Conviction, death sentence overturned in murder of boy, 12

September 7, 2018 GMT

NEW ORLEANS (AP) — Louisiana’s Supreme Court has overturned the first-degree murder conviction and death sentence of a man who prosecutors say lured a 12-year-old boy to his death in 2010 by sending text messages in which he pretended to be a teenage girl.

The court said Friday that Brian Douglas Horn’s rights were violated when his lawyer conceded at the 2014 first-degree murder trial that Horn killed Justin Bloxom in DeSoto Parish.

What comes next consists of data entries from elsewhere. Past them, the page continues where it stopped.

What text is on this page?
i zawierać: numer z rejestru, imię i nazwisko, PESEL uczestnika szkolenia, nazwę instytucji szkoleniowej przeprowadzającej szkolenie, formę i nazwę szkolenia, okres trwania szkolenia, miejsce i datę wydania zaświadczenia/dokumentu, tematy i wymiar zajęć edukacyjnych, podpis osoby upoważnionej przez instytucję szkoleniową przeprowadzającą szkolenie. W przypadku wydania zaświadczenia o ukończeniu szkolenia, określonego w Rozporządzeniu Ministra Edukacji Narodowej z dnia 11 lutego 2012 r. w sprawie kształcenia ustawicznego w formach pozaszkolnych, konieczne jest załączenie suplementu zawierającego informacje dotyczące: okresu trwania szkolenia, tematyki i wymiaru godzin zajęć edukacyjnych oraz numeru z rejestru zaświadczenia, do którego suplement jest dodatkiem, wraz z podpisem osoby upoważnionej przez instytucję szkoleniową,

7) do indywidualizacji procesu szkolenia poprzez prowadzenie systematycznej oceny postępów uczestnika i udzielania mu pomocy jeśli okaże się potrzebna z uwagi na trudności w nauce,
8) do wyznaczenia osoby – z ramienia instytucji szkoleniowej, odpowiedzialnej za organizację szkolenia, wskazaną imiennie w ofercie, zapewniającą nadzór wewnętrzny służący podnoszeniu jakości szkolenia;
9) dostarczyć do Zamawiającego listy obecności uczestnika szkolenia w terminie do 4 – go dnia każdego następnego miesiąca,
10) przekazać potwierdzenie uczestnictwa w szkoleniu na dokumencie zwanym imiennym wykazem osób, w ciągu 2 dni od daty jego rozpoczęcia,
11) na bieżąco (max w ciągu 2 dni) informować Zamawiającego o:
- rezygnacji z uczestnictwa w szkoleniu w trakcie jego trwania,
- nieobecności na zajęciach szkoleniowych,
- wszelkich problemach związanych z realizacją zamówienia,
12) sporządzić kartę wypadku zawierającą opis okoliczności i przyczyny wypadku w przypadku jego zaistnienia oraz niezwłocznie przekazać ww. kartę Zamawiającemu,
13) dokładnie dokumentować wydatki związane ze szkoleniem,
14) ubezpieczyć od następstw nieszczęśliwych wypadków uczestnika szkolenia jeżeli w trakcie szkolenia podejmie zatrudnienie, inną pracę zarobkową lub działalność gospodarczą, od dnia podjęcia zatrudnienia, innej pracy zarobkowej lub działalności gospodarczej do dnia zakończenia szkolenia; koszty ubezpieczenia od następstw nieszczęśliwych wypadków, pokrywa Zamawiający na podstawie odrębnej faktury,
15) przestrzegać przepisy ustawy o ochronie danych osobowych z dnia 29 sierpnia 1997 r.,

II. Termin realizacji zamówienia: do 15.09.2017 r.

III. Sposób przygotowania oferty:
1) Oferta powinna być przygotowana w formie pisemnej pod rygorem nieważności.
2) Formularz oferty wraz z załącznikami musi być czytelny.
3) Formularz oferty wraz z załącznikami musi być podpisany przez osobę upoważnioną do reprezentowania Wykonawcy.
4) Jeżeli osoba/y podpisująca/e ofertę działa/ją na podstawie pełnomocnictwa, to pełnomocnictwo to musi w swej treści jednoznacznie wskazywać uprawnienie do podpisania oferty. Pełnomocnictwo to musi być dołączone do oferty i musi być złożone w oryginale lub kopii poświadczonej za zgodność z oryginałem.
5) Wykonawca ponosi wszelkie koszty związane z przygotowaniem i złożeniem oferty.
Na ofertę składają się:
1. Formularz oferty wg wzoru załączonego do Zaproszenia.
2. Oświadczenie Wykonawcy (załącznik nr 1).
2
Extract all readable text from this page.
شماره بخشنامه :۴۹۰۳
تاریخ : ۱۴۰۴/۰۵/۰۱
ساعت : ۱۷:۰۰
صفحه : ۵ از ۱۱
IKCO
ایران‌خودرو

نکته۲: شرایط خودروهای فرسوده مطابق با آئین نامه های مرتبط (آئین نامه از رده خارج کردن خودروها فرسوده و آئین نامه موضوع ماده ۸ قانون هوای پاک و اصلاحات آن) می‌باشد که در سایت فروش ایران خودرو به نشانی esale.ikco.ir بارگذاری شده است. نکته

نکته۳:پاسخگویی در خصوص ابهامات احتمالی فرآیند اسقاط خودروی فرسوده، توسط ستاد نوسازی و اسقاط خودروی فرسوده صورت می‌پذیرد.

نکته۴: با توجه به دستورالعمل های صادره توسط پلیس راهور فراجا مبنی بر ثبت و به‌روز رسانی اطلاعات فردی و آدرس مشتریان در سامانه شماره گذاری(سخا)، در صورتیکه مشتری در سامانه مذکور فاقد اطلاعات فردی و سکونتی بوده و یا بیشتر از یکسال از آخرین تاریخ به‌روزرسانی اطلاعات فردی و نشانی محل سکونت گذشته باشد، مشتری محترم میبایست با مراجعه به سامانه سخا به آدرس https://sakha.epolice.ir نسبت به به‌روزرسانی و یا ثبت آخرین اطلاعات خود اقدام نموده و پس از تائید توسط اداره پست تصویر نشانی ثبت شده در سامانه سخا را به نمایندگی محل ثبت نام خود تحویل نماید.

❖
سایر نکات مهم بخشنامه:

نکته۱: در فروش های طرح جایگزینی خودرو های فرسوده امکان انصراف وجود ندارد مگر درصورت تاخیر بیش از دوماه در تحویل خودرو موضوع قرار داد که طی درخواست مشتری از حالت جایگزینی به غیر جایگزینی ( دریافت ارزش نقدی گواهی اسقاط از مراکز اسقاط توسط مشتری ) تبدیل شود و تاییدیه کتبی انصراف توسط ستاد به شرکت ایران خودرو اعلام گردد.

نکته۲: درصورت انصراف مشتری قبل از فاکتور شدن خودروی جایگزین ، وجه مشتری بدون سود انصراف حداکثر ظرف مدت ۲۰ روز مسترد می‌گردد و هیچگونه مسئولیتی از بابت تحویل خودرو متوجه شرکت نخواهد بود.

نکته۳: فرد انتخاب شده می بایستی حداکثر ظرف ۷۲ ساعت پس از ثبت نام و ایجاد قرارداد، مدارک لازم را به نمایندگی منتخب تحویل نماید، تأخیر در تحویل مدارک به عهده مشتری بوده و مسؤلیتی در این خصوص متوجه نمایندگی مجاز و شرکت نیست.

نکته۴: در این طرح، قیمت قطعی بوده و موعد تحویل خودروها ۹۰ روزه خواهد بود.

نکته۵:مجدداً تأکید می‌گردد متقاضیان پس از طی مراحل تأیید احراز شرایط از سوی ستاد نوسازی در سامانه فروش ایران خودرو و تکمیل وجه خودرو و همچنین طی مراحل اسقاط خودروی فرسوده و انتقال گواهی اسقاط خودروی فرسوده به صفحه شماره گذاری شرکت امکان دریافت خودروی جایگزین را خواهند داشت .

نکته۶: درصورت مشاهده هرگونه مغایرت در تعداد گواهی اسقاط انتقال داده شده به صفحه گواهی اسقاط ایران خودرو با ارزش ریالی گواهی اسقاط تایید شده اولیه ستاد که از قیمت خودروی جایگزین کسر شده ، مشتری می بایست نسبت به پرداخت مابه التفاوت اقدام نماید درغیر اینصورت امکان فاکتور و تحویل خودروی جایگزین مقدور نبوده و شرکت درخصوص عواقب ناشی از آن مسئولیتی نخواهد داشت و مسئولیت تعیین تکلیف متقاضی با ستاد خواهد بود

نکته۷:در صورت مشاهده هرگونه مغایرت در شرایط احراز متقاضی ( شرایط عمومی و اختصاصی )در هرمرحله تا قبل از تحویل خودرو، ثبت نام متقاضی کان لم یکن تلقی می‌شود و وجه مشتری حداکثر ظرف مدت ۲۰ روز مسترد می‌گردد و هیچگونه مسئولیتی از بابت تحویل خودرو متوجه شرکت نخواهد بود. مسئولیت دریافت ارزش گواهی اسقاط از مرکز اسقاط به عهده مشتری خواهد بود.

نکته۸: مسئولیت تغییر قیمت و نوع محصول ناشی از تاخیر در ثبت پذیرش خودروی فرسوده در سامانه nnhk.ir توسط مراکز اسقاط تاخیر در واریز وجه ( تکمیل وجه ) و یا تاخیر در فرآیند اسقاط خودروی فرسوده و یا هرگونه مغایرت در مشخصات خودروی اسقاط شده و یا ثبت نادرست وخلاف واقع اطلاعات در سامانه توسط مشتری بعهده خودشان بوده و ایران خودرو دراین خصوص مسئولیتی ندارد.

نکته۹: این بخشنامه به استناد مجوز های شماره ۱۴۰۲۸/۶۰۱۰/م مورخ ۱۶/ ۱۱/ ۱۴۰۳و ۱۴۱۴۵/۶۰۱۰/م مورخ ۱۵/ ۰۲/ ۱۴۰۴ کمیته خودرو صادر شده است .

According to the court record, the defense lawyer suggested that jurors find Horn guilty of manslaughter or second-degree murder, neither of which carries a death sentence. Horn objected to this strategy, the court said.

ADVERTISEMENT

The justices cited a recent U.S. Supreme Court decision in another Louisiana case: a 6-3 ruling in favor of then-death row inmate Robert McCoy, who had repeatedly objected to his lawyer’s decision to concede that McCoy killed two people in 2008.

Louisiana Chief Justice Bernette Johnson wrote Friday’s unanimous state Supreme Court ruling, noting the McCoy case.

“While conceding guilt in the hope of avoiding a death sentence may be a reasonable strategic decision in some case, the decision to do so belongs to the defendant,” she wrote.

Prosecutors said Bloxom was lured away from a friend’s house on March 29, 2010, with text messages purportedly from a 14-year-old girl seeking a sexual encounter and saying she would send a taxi for him. In reality, prosecutors said, the messages were from the driver of the taxi, Horn. The boy’s body was found later in a shallow pool of water near a highway. A coroner said he had been smothered.

Friday’s ruling said the defense attorney conceded at trial that Horn killed Bloxom and that he molested or attempted to molest the boy. Horn disagreed with that strategy and made it known to the district judge before and during the trial, the ruling said.